CONDITIONS in West Fife’s schools are going to get worse.

That’s the dire warning from a Fife teaching union in the wake of Fife Council putting forward education cuts of £3 million – through the redistribution of teaching staff to reduce current vacancies – in last Thursday’s budget.

Ahead of showdown talks between teachers and the council tomorrow (Friday), David Farmer, publicity officer for the Fife EIS branch, said the cuts had come out of the blue.

He said details of teachers could be redistributed were “sketchy” and warned: “I think the immediate consequences for schools where staff are being redistributed from is going to be bigger classes, bigger workloads, less time to spend with the kids and more stress.

"For the EIS, that’s the massive concern. Things in these schools are going to get worse.

“We do not see how this redistribution is going to address the staffing issue. 

“There was an argument put forward that kids would be seeing the same teacher but it will be bigger classes where the teacher gets more time to spend with them and, if that teacher is absent, what happens then?

“If they do decide to take a teacher out of a Dunfermline primary school and transfer them into a primary in Glenrothes or Kirkcaldy, what is clear is the staff who are still in that primary school are going to have to pick up their workload.”

And he continued: “There had been no consultation or anything from the service about the redistribution and the first we knew about it was when we received, like other trade unions, the budget proposals a week before the budget meeting.

“We then contacted the service and asked what did this mean and we received the same information as the councillors did which, I think you could best describe as sketchy.

“I went to the budget meeting and found some of the statements made by the councillors confusing because the idea that this is actually going to address a national problem is a smokescreen.

“The national problem is something the Scottish Government needs to address. To a certain extent, the Scottish Government has recognised there is a recruitment and staffing problem but trying to get more student teachers into college places takes a while to filter through into the actual system.” 

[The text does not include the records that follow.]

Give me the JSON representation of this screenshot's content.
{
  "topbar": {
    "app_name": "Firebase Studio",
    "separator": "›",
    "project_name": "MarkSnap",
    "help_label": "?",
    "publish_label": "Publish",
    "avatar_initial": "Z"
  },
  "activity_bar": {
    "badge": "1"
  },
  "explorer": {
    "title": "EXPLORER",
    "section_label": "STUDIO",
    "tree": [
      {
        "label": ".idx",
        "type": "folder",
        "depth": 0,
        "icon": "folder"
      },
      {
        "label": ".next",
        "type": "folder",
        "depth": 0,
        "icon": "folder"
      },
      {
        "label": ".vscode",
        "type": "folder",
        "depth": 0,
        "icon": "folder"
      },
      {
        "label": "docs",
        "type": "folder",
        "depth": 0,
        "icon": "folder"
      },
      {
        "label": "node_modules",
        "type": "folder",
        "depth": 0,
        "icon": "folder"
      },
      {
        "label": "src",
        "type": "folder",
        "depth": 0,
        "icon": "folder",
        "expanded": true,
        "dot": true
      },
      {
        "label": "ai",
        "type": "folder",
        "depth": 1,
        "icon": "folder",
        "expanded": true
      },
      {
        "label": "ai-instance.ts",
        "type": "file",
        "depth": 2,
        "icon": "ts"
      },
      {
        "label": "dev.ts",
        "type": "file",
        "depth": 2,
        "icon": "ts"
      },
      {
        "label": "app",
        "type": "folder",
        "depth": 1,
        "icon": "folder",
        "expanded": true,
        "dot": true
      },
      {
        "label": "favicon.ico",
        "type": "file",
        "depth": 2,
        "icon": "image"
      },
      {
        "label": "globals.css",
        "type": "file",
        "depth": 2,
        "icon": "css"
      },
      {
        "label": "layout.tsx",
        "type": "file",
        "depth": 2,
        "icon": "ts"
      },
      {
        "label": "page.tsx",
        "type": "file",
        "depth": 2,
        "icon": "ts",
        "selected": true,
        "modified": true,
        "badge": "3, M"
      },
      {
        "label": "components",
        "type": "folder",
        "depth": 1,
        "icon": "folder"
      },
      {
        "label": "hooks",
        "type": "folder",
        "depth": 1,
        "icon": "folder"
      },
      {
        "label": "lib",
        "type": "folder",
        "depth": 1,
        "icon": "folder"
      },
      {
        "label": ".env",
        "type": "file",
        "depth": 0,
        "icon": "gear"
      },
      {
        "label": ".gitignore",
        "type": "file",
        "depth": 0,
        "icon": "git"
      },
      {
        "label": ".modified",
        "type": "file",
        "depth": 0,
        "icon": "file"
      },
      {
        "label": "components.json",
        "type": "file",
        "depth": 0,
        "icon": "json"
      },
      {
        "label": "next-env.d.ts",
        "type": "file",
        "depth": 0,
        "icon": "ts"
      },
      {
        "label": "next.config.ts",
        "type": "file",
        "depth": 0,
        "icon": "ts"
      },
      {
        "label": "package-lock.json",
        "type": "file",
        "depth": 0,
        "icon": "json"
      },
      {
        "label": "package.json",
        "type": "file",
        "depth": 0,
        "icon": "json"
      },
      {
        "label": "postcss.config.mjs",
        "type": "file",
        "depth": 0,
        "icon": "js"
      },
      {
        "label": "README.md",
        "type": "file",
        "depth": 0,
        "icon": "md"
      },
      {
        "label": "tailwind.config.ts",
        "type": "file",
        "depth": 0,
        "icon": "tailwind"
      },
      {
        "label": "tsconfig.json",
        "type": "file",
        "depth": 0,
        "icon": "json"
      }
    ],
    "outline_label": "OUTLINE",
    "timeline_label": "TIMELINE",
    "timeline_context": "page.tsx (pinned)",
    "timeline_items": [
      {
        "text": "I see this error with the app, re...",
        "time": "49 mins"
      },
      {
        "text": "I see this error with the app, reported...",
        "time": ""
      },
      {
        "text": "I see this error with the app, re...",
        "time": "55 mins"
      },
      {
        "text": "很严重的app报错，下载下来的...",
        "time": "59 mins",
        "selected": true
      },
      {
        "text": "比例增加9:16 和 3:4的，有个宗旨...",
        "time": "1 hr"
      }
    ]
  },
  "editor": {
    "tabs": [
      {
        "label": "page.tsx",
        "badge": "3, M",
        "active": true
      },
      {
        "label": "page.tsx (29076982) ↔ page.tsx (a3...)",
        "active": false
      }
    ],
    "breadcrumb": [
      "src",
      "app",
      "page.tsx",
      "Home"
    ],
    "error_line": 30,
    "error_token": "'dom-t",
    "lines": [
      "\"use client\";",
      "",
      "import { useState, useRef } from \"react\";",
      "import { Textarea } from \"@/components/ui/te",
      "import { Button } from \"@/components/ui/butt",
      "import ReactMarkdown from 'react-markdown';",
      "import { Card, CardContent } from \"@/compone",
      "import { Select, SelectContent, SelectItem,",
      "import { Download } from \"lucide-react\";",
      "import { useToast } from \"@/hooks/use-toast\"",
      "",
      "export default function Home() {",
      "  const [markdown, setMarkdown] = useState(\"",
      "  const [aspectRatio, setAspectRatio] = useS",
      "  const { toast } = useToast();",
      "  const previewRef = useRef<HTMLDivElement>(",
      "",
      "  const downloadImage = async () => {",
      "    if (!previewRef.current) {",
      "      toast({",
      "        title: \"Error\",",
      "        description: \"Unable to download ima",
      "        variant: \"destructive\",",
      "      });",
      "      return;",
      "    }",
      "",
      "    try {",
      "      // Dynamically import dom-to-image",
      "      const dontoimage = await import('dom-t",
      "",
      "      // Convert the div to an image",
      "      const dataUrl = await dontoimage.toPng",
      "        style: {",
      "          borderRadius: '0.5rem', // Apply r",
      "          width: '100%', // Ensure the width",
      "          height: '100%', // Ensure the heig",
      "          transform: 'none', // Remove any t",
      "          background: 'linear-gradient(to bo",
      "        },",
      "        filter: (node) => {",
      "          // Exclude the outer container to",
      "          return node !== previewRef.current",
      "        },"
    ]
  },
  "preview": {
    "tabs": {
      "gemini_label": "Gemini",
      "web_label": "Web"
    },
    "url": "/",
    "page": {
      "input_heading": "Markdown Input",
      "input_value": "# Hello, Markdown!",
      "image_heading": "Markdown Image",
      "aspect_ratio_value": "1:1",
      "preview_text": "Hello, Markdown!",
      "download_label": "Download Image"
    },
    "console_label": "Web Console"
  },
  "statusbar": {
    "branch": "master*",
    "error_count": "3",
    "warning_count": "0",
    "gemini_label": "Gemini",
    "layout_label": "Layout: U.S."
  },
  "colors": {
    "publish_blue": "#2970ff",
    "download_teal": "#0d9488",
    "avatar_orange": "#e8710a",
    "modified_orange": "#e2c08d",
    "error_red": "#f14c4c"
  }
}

Council leader David Ross said they currently had between 100 and 120 teacher vacancies which they were unable to fill due to a nationwide shortage (see page 24).

“Around 2,500 children in Fife’s schools don’t have a permanent, regular class teacher,” he said.

“Classes are covered by supply teachers, heads and deputes or other class teachers. Some classes simply sit in the assembly hall.

“This is unacceptable. We want to reallocate those extra teachers put into schools to reduce class sizes to fill as many of these 100-plus vacancies as possible.

“Some class sizes will increase a little but as many as possible of those 2,500 children will at least have a permanent class teacher.”

Fife SNP spokesperson for Education and Early Years, Councillor Fay Sinclair, said: “We still have no idea how this will be implemented, which staff will be affected, or exactly how it will impact teachers or pupils across Fife.

"The administration needs to reconsider this disastrous decision as a matter of urgency.”